Mats Eriksson wrote: ↑
Fri Sep 13, 2019 8:58 am
This with the power amp behaviour is an elusive thing to model. The main culrpit or problem with modelling is they're trying to make something totally chaotic, random, unlinear.... linear. They try to calculate and "read-ahead" chaos and take a guess what is supposed to happen.
I firmly believe in the close-enough-for-rock'n'roll standard. Seems like it would be easier to just generate similar randomness for some things. I'm not sure yet if this example applies to power-amp simulation at all, but Destroyfx had this really cool and simple effect called dfx Skidder
(looks to be still available — open source no less!) that was basically just an advanced tremolo that let you dial in as much randomness on different parameters as you wanted, and it was amazing to me how much life just a touch of "random" can add. I can just imagine that having several instances running through parallel gain stages would be awesome, even if they were set at almost subliminal effect levels. It would still sound natural, but more fluid and 3d, not like an "effect" at all... maybe. I intend to set up a computer to fart around with this stuff again. Maybe even resurrect the old P4 Precision if I can find my ancient but quite low latency IEEE 1394 audio interface, just so I can use energyXT again.

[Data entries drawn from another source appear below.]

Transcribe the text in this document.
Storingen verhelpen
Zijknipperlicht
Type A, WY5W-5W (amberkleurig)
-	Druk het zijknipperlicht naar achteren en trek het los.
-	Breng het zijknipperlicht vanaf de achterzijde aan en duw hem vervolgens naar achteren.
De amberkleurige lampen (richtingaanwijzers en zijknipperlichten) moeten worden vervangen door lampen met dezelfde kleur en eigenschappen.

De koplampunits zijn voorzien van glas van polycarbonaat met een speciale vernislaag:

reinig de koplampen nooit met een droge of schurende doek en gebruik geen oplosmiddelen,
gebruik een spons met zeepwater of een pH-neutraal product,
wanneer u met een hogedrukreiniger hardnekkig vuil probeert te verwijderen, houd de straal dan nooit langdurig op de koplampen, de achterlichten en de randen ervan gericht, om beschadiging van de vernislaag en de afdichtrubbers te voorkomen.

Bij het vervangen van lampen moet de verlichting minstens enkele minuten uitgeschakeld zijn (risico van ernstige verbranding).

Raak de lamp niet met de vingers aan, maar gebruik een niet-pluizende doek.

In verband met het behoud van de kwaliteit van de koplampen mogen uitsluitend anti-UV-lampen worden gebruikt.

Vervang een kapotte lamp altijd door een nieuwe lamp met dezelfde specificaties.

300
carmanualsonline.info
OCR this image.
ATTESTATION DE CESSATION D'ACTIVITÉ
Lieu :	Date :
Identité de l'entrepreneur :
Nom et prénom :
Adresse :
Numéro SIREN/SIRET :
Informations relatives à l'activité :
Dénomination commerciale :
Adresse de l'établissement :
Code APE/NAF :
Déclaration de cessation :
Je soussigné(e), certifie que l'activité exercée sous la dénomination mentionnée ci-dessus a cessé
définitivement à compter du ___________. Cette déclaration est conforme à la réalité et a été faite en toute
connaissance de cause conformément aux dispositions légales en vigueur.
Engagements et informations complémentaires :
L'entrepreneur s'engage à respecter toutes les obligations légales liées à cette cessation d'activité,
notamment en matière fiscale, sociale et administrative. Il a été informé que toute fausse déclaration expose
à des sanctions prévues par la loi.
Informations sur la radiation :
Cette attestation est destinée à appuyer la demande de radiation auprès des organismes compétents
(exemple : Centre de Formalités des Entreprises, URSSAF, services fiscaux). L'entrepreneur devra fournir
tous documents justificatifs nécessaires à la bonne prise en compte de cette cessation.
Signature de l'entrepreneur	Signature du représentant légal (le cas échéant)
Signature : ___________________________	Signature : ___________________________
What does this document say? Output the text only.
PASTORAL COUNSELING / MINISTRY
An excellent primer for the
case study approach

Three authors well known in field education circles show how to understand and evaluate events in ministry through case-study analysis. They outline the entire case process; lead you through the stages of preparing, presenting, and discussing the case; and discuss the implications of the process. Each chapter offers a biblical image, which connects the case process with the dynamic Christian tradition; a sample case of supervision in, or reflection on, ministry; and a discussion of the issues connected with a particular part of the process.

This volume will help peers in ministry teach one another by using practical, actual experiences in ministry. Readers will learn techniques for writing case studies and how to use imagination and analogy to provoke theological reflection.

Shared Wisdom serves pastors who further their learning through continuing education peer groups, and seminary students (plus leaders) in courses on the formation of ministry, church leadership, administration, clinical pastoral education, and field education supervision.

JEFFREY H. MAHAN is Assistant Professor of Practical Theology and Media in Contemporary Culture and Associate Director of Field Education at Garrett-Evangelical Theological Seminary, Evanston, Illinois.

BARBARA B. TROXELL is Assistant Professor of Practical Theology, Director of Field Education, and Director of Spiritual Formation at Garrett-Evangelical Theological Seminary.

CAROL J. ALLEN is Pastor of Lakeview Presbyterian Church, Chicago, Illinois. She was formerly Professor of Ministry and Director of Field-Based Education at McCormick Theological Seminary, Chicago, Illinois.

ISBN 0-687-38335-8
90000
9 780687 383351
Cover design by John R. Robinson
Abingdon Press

Mats Eriksson wrote:The "flyback" current and interplay occuring between speakers and power amp are yet to be simulated properly. When you tax a real amp to beyond safety levels. I am very well versed in Neil Youngs live sound on "Rust" especially on those two tunes. It is too many stochastic things going on at the same time... I know very well what you mean. But the thing is, is it THAT sought after except of you and me...like "I know of only God and one more, that would like that in a sim, but I've forgotten his name..." sort of thing.
JCJR wrote: ↑
Fri Sep 13, 2019 2:04 pm
Depending on the nature of the speaker, you might even get some "power sag" effects due to speaker coil resistance change because of voice coil heating.
Different speakers would have different heating and cooling time constants depending on design.
Driven by a clean solid state amp (which is not typically real picky about output load impedance except that power = rms volts ^ 2 / impedance) voice coil heating might be mostly clean power compression.
But a tube/transformer coupling might do funnier interactive things as temp modulates speaker impedance?
Again, stuff like flyback current
and motional impedance
and other behaviors are mostly ignored now, so how bad could it be to "subtly" fake it somehow? Motional impedance is usually just vaguely described as something like a random enforcement or cancelling of certain frequencies, almost like nearly nothing is known about it (though I did once find reference to a white paper from the '70s about the subject) — hell, creatively utilized Skidder-type randomizer thing to the rescue! And as minor as something like that might seem, Ted Weber thought that representing motional impedance was the key to realistic speaker simulation, so it seems like it should be given at least some attempt.
Less subtle would be the wave shaping and "envelope generator" type behaviors, at least when taken beyond a certain point. Here again, I think parallel gain stages with varying levels of the simulated behavior would sound more "natural", less overtly like an effect, even if the simulation is on the crude side.
Neil Young is just the best example I can think of to hear power-amp overdrive because it is extreme. I do think a lot if people would enjoy that type of experience if it could be contained in a sim, even if incompletely, but the same type of behaviors dialed back would benefit all styles, IMO, experienced as improved "feel".
I am just hoping that there are ways to improve amp sim feel right now using regular old audio processing. Worth a try, anyway. Of course, it would be much, much better if someone who actually knew what they were doing would give priority to feel and dynamics in amp simulations.